The first example with the comma certainly looks better than the other ones with no separator.

As far as I can see, and as @Bugreporter has already written above, the message with the comma is implemented using the optional message wikibaselexeme-presentation-lexeme-secondary-label. It's default value is, expectedly $1, $2. It's a good default. I could imagine some other clever and more generic schemes, for example to use a | as a separator, but it's not really needed, and a comma is good enough. If anybody thinks that a comma is not good enough, I'll be very interested in seeing an example. Languages where something other than a comma and a space is needed can easily customize it by editing the translation at translatewiki.

The presentation without the comma is implemented using the message wikibaselexeme-description. It's value is $1 $2, and it's marked as "ignored" in translatewiki, which means that it's a message for internal technical use and cannot be translated.
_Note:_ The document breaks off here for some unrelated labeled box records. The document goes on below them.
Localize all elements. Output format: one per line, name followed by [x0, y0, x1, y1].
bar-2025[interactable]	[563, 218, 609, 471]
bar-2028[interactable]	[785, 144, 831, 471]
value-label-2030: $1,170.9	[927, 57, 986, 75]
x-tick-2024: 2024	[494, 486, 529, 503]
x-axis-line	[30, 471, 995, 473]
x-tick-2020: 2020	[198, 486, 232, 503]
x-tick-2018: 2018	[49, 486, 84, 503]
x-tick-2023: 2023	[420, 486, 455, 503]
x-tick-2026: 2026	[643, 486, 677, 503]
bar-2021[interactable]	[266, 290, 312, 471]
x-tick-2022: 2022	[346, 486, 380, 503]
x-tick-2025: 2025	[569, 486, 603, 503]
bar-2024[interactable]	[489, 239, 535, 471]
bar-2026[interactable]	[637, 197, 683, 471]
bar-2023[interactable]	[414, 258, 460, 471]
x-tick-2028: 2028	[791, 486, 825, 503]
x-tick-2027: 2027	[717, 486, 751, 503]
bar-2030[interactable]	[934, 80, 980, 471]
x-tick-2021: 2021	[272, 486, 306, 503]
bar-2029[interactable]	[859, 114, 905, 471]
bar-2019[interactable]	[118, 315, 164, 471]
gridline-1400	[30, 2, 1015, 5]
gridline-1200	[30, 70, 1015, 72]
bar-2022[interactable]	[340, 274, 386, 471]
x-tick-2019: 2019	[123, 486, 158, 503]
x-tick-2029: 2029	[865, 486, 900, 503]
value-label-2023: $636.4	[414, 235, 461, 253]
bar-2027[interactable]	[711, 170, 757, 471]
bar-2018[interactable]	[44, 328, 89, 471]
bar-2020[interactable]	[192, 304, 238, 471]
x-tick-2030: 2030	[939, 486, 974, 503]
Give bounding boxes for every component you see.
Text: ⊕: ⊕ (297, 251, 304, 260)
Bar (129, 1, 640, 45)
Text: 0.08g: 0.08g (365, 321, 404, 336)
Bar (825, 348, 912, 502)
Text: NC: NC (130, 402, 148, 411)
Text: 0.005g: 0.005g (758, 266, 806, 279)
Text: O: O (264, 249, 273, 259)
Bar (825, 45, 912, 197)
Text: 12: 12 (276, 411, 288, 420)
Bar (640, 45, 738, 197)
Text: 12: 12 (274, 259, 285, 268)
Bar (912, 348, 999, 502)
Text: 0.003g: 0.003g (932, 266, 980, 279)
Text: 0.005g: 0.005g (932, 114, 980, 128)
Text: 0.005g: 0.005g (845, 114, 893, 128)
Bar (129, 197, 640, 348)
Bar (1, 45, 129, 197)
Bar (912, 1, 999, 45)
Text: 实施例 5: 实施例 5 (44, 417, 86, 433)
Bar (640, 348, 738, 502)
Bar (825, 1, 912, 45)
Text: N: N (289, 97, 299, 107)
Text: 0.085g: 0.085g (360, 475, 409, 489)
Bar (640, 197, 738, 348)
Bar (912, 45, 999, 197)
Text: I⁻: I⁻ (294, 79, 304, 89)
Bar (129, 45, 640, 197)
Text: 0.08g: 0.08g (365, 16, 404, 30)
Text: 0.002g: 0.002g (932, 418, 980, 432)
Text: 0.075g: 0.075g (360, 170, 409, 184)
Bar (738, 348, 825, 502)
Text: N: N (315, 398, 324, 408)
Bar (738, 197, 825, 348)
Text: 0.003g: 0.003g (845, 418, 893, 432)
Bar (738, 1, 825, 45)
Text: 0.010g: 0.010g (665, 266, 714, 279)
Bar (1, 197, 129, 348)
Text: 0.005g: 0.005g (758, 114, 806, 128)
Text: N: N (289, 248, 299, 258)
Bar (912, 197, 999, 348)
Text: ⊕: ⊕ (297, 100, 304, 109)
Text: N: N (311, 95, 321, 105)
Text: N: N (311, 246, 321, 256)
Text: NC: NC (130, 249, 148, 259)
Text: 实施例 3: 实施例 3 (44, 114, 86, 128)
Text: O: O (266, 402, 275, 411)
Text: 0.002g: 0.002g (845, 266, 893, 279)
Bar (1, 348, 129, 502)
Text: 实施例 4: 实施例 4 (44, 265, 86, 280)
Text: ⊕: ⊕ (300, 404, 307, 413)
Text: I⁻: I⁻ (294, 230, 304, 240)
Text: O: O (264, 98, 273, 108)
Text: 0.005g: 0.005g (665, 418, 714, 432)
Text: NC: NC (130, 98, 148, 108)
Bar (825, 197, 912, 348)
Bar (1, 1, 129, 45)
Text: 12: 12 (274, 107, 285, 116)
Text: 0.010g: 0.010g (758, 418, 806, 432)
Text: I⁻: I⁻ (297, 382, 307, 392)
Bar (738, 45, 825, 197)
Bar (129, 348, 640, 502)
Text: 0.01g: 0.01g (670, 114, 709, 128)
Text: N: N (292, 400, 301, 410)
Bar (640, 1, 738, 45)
This designation is probably incorrect.

My immediate intuition is to do the following:

  • To use wikibaselexeme-presentation-lexeme-secondary-label consistently in every place where showing the lexeme and the part of speech is needed.
  • To examine the usage of wikibaselexeme-description. Perhaps it can be completely removed and replaced with wikibaselexeme-presentation-lexeme-secondary-label. If it's needed, then perhaps it can be changed to $1, $2, but there should be proper justification for having an identical message. If this is done, then this message should be defined as optional and not as ignored in the translatewiki configuration repo.

Having identical messages is not necessarily bad, as MediaWiki's Localisation guidelines say. I can think of at least one good justification for having two messages: one can be presented as plain text, which would be good for tooltips, and another one can be parsed with wiki syntax, for showing in context where HTML is available. (The messages don't have markup at the moment, but some languages may want it, for example for fixing RTL issues.) There can be other justifications. But this is really a questions that people who are well-familiar with the code should answer.

I'll be happy to give more L10n advice if needed. I'd be happy to go deeper into lexicographical and dictionary design advice, but I don't think that it's needed here, at least for now.

Actually there is already a separator: a spacebar.

In the ideal situation, the separator should be localizable. For example Chinese and Japanese might prefer 、(or · ) rather than a Latin comma. But this is a very technical usage (i.e. not dictated by natural language grammar) so I can't speak for the preferences of other users.

In the short term, both comma and spacebar would be fine. I think speakers of non-Latin languages can cope with a Latin comma as separator, much like we have put up permanently with the utterly foreign and non-localizable Latin colon for namespaces.

It's already localizable, as my comment above says. But I'm not sure why are there two messages and not one.

In English the space separator can work well if you treat it as a phrase with an adjective (language name) that describes a part of speech, e.g., "Polish noun". But it won't work in many other languages. For example, in Russian, names of parts of speech have gender, and then the name of the language adjective will have to be in the same gender. While it's not impossible to generate correct phrases of this kind, it's not trivial either, and probably cannot be done with just simple messages. So it's probably better not to assume that it's a phrase. "Noun, Polish", looks more generic and probably more easily localizable.

Alright. Then let's go with a localizable comma. Thanks for the input everyone!

Change 487346 had a related patch set uploaded (by Greta WMDE; owner: Greta Doçi):
[mediawiki/extensions/WikibaseLexeme@master] One comma was added to wikibaselexeme-description to separate language and lexical category

Change 487346 merged by jenkins-bot:
[mediawiki/extensions/WikibaseLexeme@master] One comma was added to wikibaselexeme-description and respective test files, to separate language and lexical category.